Not resolving marital problems. It is important to use this separation period wisely by attempting to resolve marital conflicts. If nothing gets fixed, the separation will lengthen until all that is left to do is file divorce papers.
Getting accustomed to single living. Once either of you become used to living on your own, you’ll have to readjust to living together again which only adds to the pain and effort of staying a couple.
But it’s not all potholes and pitfalls. What can a trial separation accomplish?
Reprieve from the face-to-face stress. Being under constant stress makes us overly sensitive and angry. A little personal space helps each person calm down from being in chronic combat mode.
Perspective. Once our escalating emotions begin to ebb, we regain our senses and can come back to reality.
Missing each other.You can’t miss each other when you’re never apart, and you’ll notice the good things that are missing when he/she isn’t there. Sometimes, it’s the small things that you miss the most: the warm feet in bed, the way he locks up the house at night, the way he makes your coffee just right. Suddenly, you recognize all the ways he expressed love for you and you took him for granted.
Motivation and renewed energy to work things out.A little space can rejuvenate you. Then, you can come back to the negotiating table with a clear head and a determined heart.
A starting over.Meeting up during a separation can remind you that your marriage is a choice, the same one you made when you were single. It can feel like starting all over with a clean slate.
Will it work for your marriage?
A trial separation can work for some marriages, but not for all. Largely it depends on the purpose of your separation: Is this a safety net to see if you can make it on your own or a cooling off period while you work on your marriage? How can you tell if your marriage would benefit?

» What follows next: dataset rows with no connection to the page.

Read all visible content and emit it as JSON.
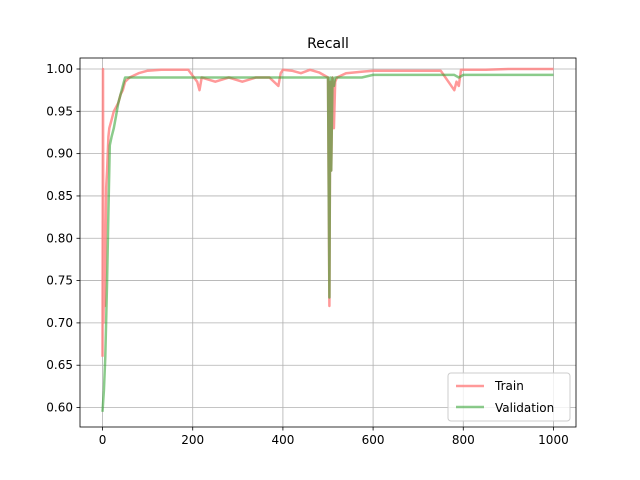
{
  "chart_data": {
    "type": "line",
    "title": "Recall",
    "xlabel": "",
    "ylabel": "",
    "xlim": [
      -50,
      1050
    ],
    "ylim": [
      0.577,
      1.013
    ],
    "xticks": [
      0,
      200,
      400,
      600,
      800,
      1000
    ],
    "yticks": [
      0.6,
      0.65,
      0.7,
      0.75,
      0.8,
      0.85,
      0.9,
      0.95,
      1.0
    ],
    "xtick_labels": [
      "0",
      "200",
      "400",
      "600",
      "800",
      "1000"
    ],
    "ytick_labels": [
      "0.60",
      "0.65",
      "0.70",
      "0.75",
      "0.80",
      "0.85",
      "0.90",
      "0.95",
      "1.00"
    ],
    "grid": true,
    "legend": {
      "position": "lower-right",
      "entries": [
        "Train",
        "Validation"
      ]
    },
    "series": [
      {
        "name": "Train",
        "color": "#ff7f7f",
        "alpha": 0.8,
        "x": [
          0,
          1,
          2,
          3,
          5,
          8,
          10,
          13,
          15,
          20,
          25,
          30,
          35,
          40,
          45,
          50,
          60,
          80,
          100,
          130,
          160,
          190,
          210,
          215,
          220,
          250,
          280,
          310,
          340,
          370,
          390,
          395,
          400,
          420,
          440,
          460,
          480,
          500,
          503,
          505,
          507,
          510,
          513,
          516,
          520,
          540,
          560,
          580,
          600,
          650,
          700,
          750,
          780,
          785,
          790,
          795,
          800,
          850,
          900,
          950,
          1000
        ],
        "values": [
          0.66,
          1.0,
          0.7,
          0.74,
          0.72,
          0.86,
          0.88,
          0.92,
          0.93,
          0.94,
          0.95,
          0.955,
          0.96,
          0.97,
          0.975,
          0.985,
          0.99,
          0.995,
          0.998,
          0.999,
          0.999,
          0.999,
          0.985,
          0.975,
          0.99,
          0.985,
          0.99,
          0.985,
          0.99,
          0.99,
          0.98,
          0.995,
          0.999,
          0.998,
          0.995,
          0.999,
          0.996,
          0.99,
          0.72,
          0.985,
          0.88,
          0.99,
          0.93,
          0.985,
          0.99,
          0.995,
          0.996,
          0.997,
          0.998,
          0.998,
          0.998,
          0.998,
          0.975,
          0.985,
          0.98,
          0.999,
          0.999,
          0.999,
          1.0,
          1.0,
          1.0
        ]
      },
      {
        "name": "Validation",
        "color": "#2ca02c",
        "alpha": 0.55,
        "x": [
          0,
          3,
          6,
          10,
          13,
          16,
          20,
          25,
          30,
          35,
          40,
          45,
          50,
          60,
          80,
          100,
          130,
          160,
          190,
          220,
          250,
          280,
          310,
          340,
          370,
          400,
          430,
          460,
          490,
          500,
          503,
          505,
          507,
          510,
          513,
          516,
          520,
          530,
          550,
          575,
          600,
          700,
          780,
          790,
          800,
          900,
          1000
        ],
        "values": [
          0.595,
          0.62,
          0.66,
          0.75,
          0.83,
          0.91,
          0.92,
          0.93,
          0.945,
          0.96,
          0.97,
          0.98,
          0.99,
          0.99,
          0.99,
          0.99,
          0.99,
          0.99,
          0.99,
          0.99,
          0.99,
          0.99,
          0.99,
          0.99,
          0.99,
          0.99,
          0.99,
          0.99,
          0.99,
          0.99,
          0.73,
          0.99,
          0.88,
          0.99,
          0.98,
          0.99,
          0.99,
          0.99,
          0.99,
          0.99,
          0.993,
          0.993,
          0.993,
          0.99,
          0.993,
          0.993,
          0.993
        ]
      }
    ]
  }
}
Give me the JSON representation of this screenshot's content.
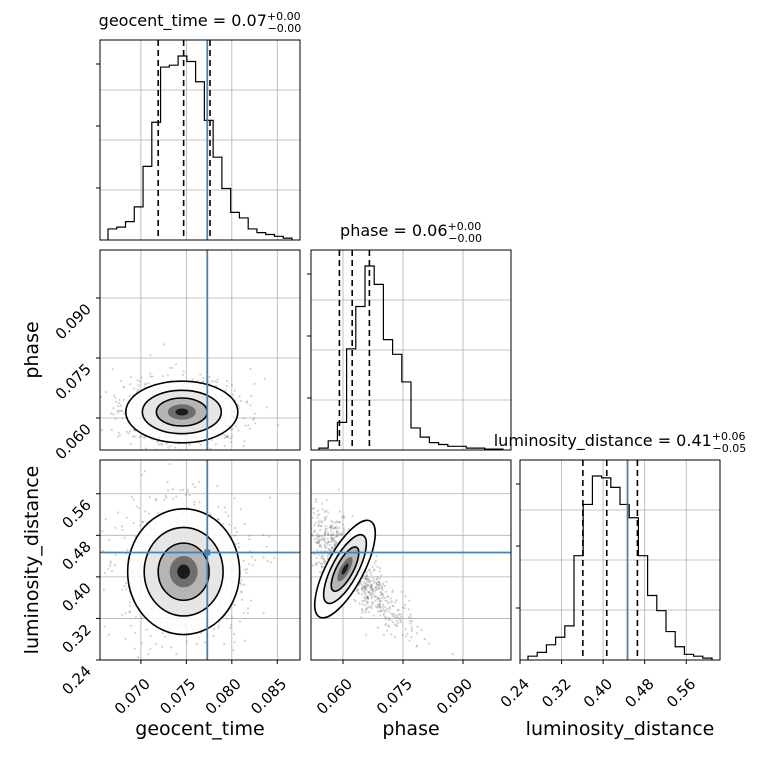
{
  "chart_data": {
    "type": "corner",
    "parameters": [
      {
        "name": "geocent_time",
        "label": "geocent_time",
        "range": [
          0.0655,
          0.0875
        ],
        "ticks": [
          0.07,
          0.075,
          0.08,
          0.085
        ],
        "tick_labels": [
          "0.070",
          "0.075",
          "0.080",
          "0.085"
        ],
        "title": "geocent_time = 0.07",
        "title_sup": "+0.00",
        "title_sub": "−0.00",
        "quantiles": [
          0.0719,
          0.0747,
          0.0776
        ],
        "truth": 0.0773,
        "hist": [
          0.06,
          0.07,
          0.1,
          0.18,
          0.4,
          0.64,
          0.94,
          0.95,
          1.0,
          0.97,
          0.86,
          0.65,
          0.45,
          0.28,
          0.15,
          0.12,
          0.06,
          0.04,
          0.03,
          0.02,
          0.01
        ]
      },
      {
        "name": "phase",
        "label": "phase",
        "range": [
          0.052,
          0.102
        ],
        "ticks": [
          0.06,
          0.075,
          0.09
        ],
        "tick_labels": [
          "0.060",
          "0.075",
          "0.090"
        ],
        "title": "phase = 0.06",
        "title_sup": "+0.00",
        "title_sub": "−0.00",
        "quantiles": [
          0.0591,
          0.0623,
          0.0666
        ],
        "truth": null,
        "hist": [
          0.01,
          0.05,
          0.15,
          0.55,
          0.78,
          1.0,
          0.9,
          0.6,
          0.52,
          0.37,
          0.12,
          0.07,
          0.04,
          0.03,
          0.02,
          0.02,
          0.01,
          0.01,
          0.005,
          0.005
        ]
      },
      {
        "name": "luminosity_distance",
        "label": "luminosity_distance",
        "range": [
          0.24,
          0.625
        ],
        "ticks": [
          0.24,
          0.32,
          0.4,
          0.48,
          0.56
        ],
        "tick_labels": [
          "0.24",
          "0.32",
          "0.40",
          "0.48",
          "0.56"
        ],
        "title": "luminosity_distance = 0.41",
        "title_sup": "+0.06",
        "title_sub": "−0.05",
        "quantiles": [
          0.361,
          0.407,
          0.466
        ],
        "truth": 0.447,
        "hist": [
          0.02,
          0.04,
          0.08,
          0.12,
          0.18,
          0.55,
          0.82,
          0.97,
          0.96,
          0.91,
          0.82,
          0.75,
          0.55,
          0.34,
          0.26,
          0.15,
          0.07,
          0.03,
          0.02,
          0.01
        ]
      }
    ],
    "y_ticks": {
      "phase": {
        "ticks": [
          0.06,
          0.075,
          0.09
        ],
        "tick_labels": [
          "0.060",
          "0.075",
          "0.090"
        ]
      },
      "luminosity_distance": {
        "ticks": [
          0.24,
          0.32,
          0.4,
          0.48,
          0.56
        ],
        "tick_labels": [
          "0.24",
          "0.32",
          "0.40",
          "0.48",
          "0.56"
        ]
      }
    },
    "joint": [
      {
        "x": "geocent_time",
        "y": "phase",
        "center": [
          0.0745,
          0.0615
        ],
        "sd": [
          0.0028,
          0.0035
        ],
        "truth": [
          0.0773,
          null
        ]
      },
      {
        "x": "geocent_time",
        "y": "luminosity_distance",
        "center": [
          0.0747,
          0.41
        ],
        "sd": [
          0.0028,
          0.055
        ],
        "truth": [
          0.0773,
          0.447
        ]
      },
      {
        "x": "phase",
        "y": "luminosity_distance",
        "center": [
          0.0605,
          0.415
        ],
        "sd": [
          0.0028,
          0.05
        ],
        "truth": [
          null,
          0.447
        ]
      }
    ],
    "colors": {
      "truth": "#4682b4",
      "hist": "#000000",
      "grid": "#b0b0b0",
      "scatter": "#7f7f7f"
    },
    "grid": true
  }
}
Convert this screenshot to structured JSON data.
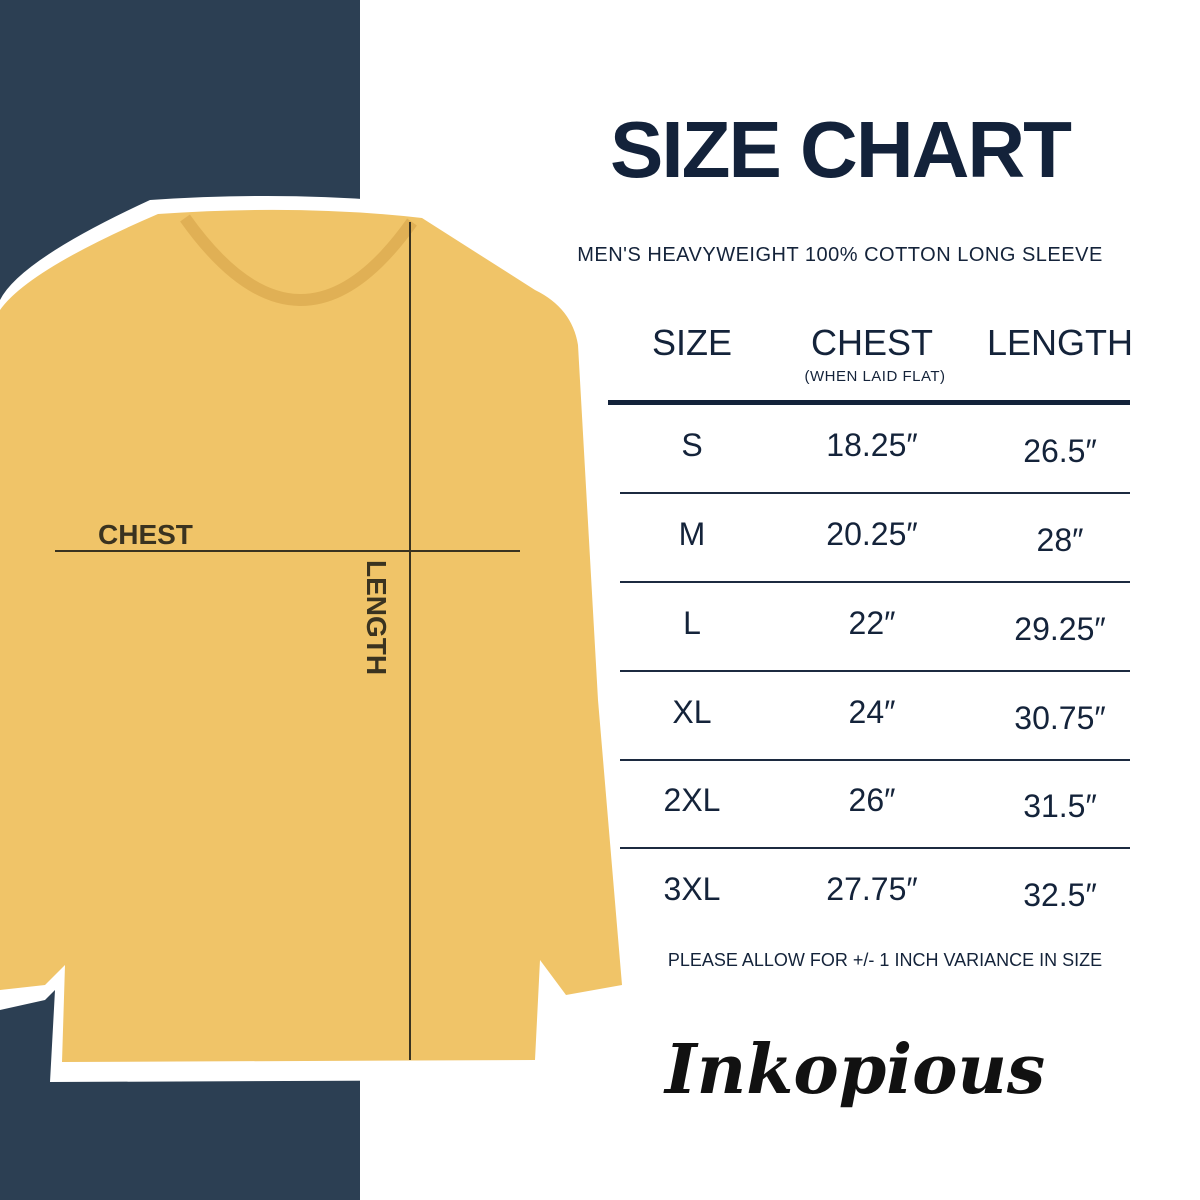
{
  "title": "SIZE CHART",
  "subtitle": "MEN'S HEAVYWEIGHT 100% COTTON LONG SLEEVE",
  "colors": {
    "navy_panel": "#2c3f53",
    "shirt": "#f0c468",
    "text": "#13223a"
  },
  "shirt_labels": {
    "chest": "CHEST",
    "length": "LENGTH"
  },
  "table": {
    "headers": [
      "SIZE",
      "CHEST",
      "LENGTH"
    ],
    "chest_note": "(WHEN LAID FLAT)",
    "rows": [
      [
        "S",
        "18.25″",
        "26.5″"
      ],
      [
        "M",
        "20.25″",
        "28″"
      ],
      [
        "L",
        "22″",
        "29.25″"
      ],
      [
        "XL",
        "24″",
        "30.75″"
      ],
      [
        "2XL",
        "26″",
        "31.5″"
      ],
      [
        "3XL",
        "27.75″",
        "32.5″"
      ]
    ]
  },
  "note": "PLEASE ALLOW FOR +/- 1 INCH VARIANCE IN SIZE",
  "brand": "Inkopious"
}
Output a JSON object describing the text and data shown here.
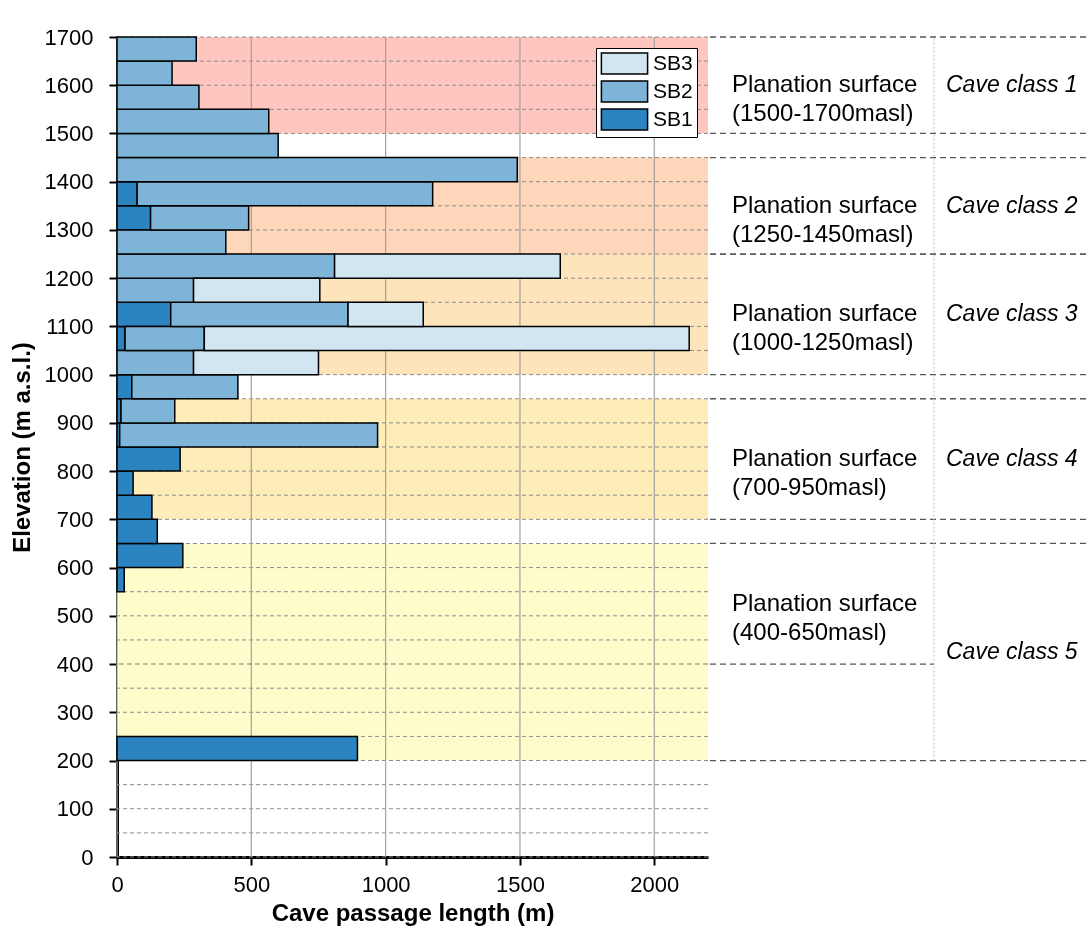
{
  "chart_data": {
    "type": "bar",
    "orientation": "horizontal",
    "stacked": true,
    "xlabel": "Cave passage length (m)",
    "ylabel": "Elevation (m a.s.l.)",
    "x": [
      225,
      275,
      325,
      375,
      425,
      475,
      525,
      575,
      625,
      675,
      725,
      775,
      825,
      875,
      925,
      975,
      1025,
      1075,
      1125,
      1175,
      1225,
      1275,
      1325,
      1375,
      1425,
      1475,
      1525,
      1575,
      1625,
      1675
    ],
    "series": [
      {
        "name": "SB1",
        "color": "#2b84bf",
        "values": [
          895,
          null,
          null,
          null,
          null,
          null,
          null,
          27,
          245,
          150,
          130,
          60,
          235,
          10,
          15,
          55,
          null,
          30,
          200,
          null,
          null,
          null,
          125,
          75,
          null,
          null,
          null,
          null,
          null,
          null
        ]
      },
      {
        "name": "SB2",
        "color": "#7db4d7",
        "values": [
          null,
          null,
          null,
          null,
          null,
          null,
          null,
          null,
          null,
          null,
          null,
          null,
          null,
          960,
          200,
          395,
          285,
          295,
          660,
          285,
          810,
          405,
          365,
          1100,
          1490,
          600,
          565,
          305,
          205,
          295
        ]
      },
      {
        "name": "SB3",
        "color": "#d1e6f0",
        "values": [
          null,
          null,
          null,
          null,
          null,
          null,
          null,
          null,
          null,
          null,
          null,
          null,
          null,
          null,
          null,
          null,
          465,
          1805,
          280,
          470,
          840,
          null,
          null,
          null,
          null,
          null,
          null,
          null,
          null,
          null
        ]
      }
    ],
    "xlim": [
      0,
      2200
    ],
    "xticks": [
      0,
      500,
      1000,
      1500,
      2000
    ],
    "ylim": [
      0,
      1700
    ],
    "yticks": [
      0,
      {
        "value": 50,
        "label": null
      },
      100,
      {
        "value": 150,
        "label": null
      },
      200,
      {
        "value": 250,
        "label": null
      },
      300,
      {
        "value": 350,
        "label": null
      },
      400,
      {
        "value": 450,
        "label": null
      },
      500,
      {
        "value": 550,
        "label": null
      },
      600,
      {
        "value": 650,
        "label": null
      },
      700,
      {
        "value": 750,
        "label": null
      },
      800,
      {
        "value": 850,
        "label": null
      },
      900,
      {
        "value": 950,
        "label": null
      },
      1000,
      {
        "value": 1050,
        "label": null
      },
      1100,
      {
        "value": 1150,
        "label": null
      },
      1200,
      {
        "value": 1250,
        "label": null
      },
      1300,
      {
        "value": 1350,
        "label": null
      },
      1400,
      {
        "value": 1450,
        "label": null
      },
      1500,
      {
        "value": 1550,
        "label": null
      },
      1600,
      {
        "value": 1650,
        "label": null
      },
      1700
    ],
    "bands": [
      {
        "axis": "y",
        "from": 1500,
        "to": 1700,
        "label": "Planation surface (1500-1700masl)",
        "color": "#fec6be"
      },
      {
        "axis": "y",
        "from": 1250,
        "to": 1450,
        "label": "Planation surface (1250-1450masl)",
        "color": "#fed6ba"
      },
      {
        "axis": "y",
        "from": 1000,
        "to": 1250,
        "label": "Planation surface (1000-1250masl)",
        "color": "#fee4ba"
      },
      {
        "axis": "y",
        "from": 700,
        "to": 950,
        "label": "Planation surface (700-950masl)",
        "color": "#feedb8"
      },
      {
        "axis": "y",
        "from": 200,
        "to": 650,
        "label": "Planation surface (400-650masl)",
        "color": "#fffccb"
      }
    ],
    "annotations": [
      "Cave class 1",
      "Cave class 2",
      "Cave class 3",
      "Cave class 4",
      "Cave class 5"
    ],
    "ref_lines": [
      {
        "axis": "y",
        "value": 400
      }
    ],
    "grid": true,
    "legend": "top right"
  }
}
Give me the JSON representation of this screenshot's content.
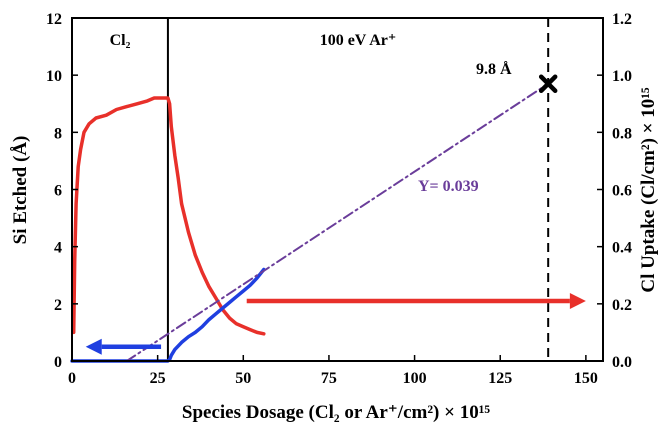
{
  "chart_data": {
    "type": "line",
    "xlabel": "Species Dosage (Cl₂ or Ar⁺/cm²) × 10¹⁵",
    "ylabel": "Si Etched (Å)",
    "y2label": "Cl Uptake (Cl/cm²) × 10¹⁵",
    "xlim": [
      0,
      155
    ],
    "ylim": [
      0,
      12
    ],
    "y2lim": [
      0,
      1.2
    ],
    "xticks": [
      0,
      25,
      50,
      75,
      100,
      125,
      150
    ],
    "yticks": [
      0,
      2,
      4,
      6,
      8,
      10,
      12
    ],
    "y2ticks": [
      "0.0",
      "0.2",
      "0.4",
      "0.6",
      "0.8",
      "1.0",
      "1.2"
    ],
    "regions": [
      {
        "label": "Cl₂",
        "x_end": 28
      },
      {
        "label": "100 eV Ar⁺"
      }
    ],
    "annotations": {
      "point_label": "9.8 Å",
      "slope_label": "Y= 0.039",
      "marker_x": 139,
      "marker_y": 9.7,
      "dashed_vline_x": 139
    },
    "series": [
      {
        "axis": "right",
        "color": "#e8302a",
        "x": [
          0.5,
          0.8,
          1.2,
          1.8,
          2.5,
          3.5,
          5,
          7,
          10,
          13,
          16,
          19,
          22,
          24,
          26,
          28,
          28.5,
          29,
          30,
          31,
          32,
          34,
          36,
          38,
          40,
          42,
          44,
          46,
          48,
          50,
          52,
          54,
          56
        ],
        "values": [
          0.1,
          0.35,
          0.55,
          0.68,
          0.74,
          0.8,
          0.83,
          0.85,
          0.86,
          0.88,
          0.89,
          0.9,
          0.91,
          0.92,
          0.92,
          0.92,
          0.9,
          0.82,
          0.72,
          0.64,
          0.55,
          0.45,
          0.37,
          0.31,
          0.26,
          0.22,
          0.18,
          0.15,
          0.13,
          0.12,
          0.11,
          0.1,
          0.095
        ]
      },
      {
        "axis": "left",
        "color": "#1f3fe0",
        "x": [
          0,
          28,
          28.5,
          29,
          30,
          32,
          34,
          36,
          38,
          40,
          42,
          44,
          46,
          48,
          50,
          52,
          54,
          56
        ],
        "values": [
          0,
          0,
          0.05,
          0.2,
          0.4,
          0.65,
          0.85,
          1.0,
          1.2,
          1.45,
          1.65,
          1.85,
          2.05,
          2.25,
          2.45,
          2.65,
          2.9,
          3.2
        ]
      },
      {
        "axis": "left",
        "color": "#6a3d9a",
        "style": "dash-dot",
        "x": [
          16,
          139
        ],
        "values": [
          0,
          9.7
        ]
      }
    ],
    "arrows": [
      {
        "color": "#1f3fe0",
        "direction": "left",
        "x_from": 26,
        "x_to": 4,
        "y": 0.5
      },
      {
        "color": "#e8302a",
        "direction": "right",
        "x_from": 51,
        "x_to": 150,
        "y": 2.1
      }
    ],
    "grid": false,
    "legend": "none"
  }
}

Do you and your mate want to hold onto your marriage? If both of you have a genuine desire to stay married, a trial separation can provide the necessary, temporary “space” you need without luring you back into the single life. If either of you want to divorce but view the trial separation as a transition, your chances of reconciliation are slimmer. Once you walk through the fear of being on your own again, you’ll never look back.
Do you or your spouse want to experience being single again? If this separation is a “time-out” from marriage with all the perks of being single, you’ll put focus more energy on being single again rather than working out marital issues.
Will you use this separation time positively?Will you work our your marital problems in a positive manner with the intention of creating a more loving marriage or will you allow your anger and resentment to grow and extol the virtues of being separated?
When it comes to a trial separation, is it “absence makes the heart grow fonder” or “out of sight, out of mind?” It depends. A trial separation should give you both enough space to remember just why you prefer to live together as husband and wife. While separated, try to patch up the differences by making life together more appealing than being apart.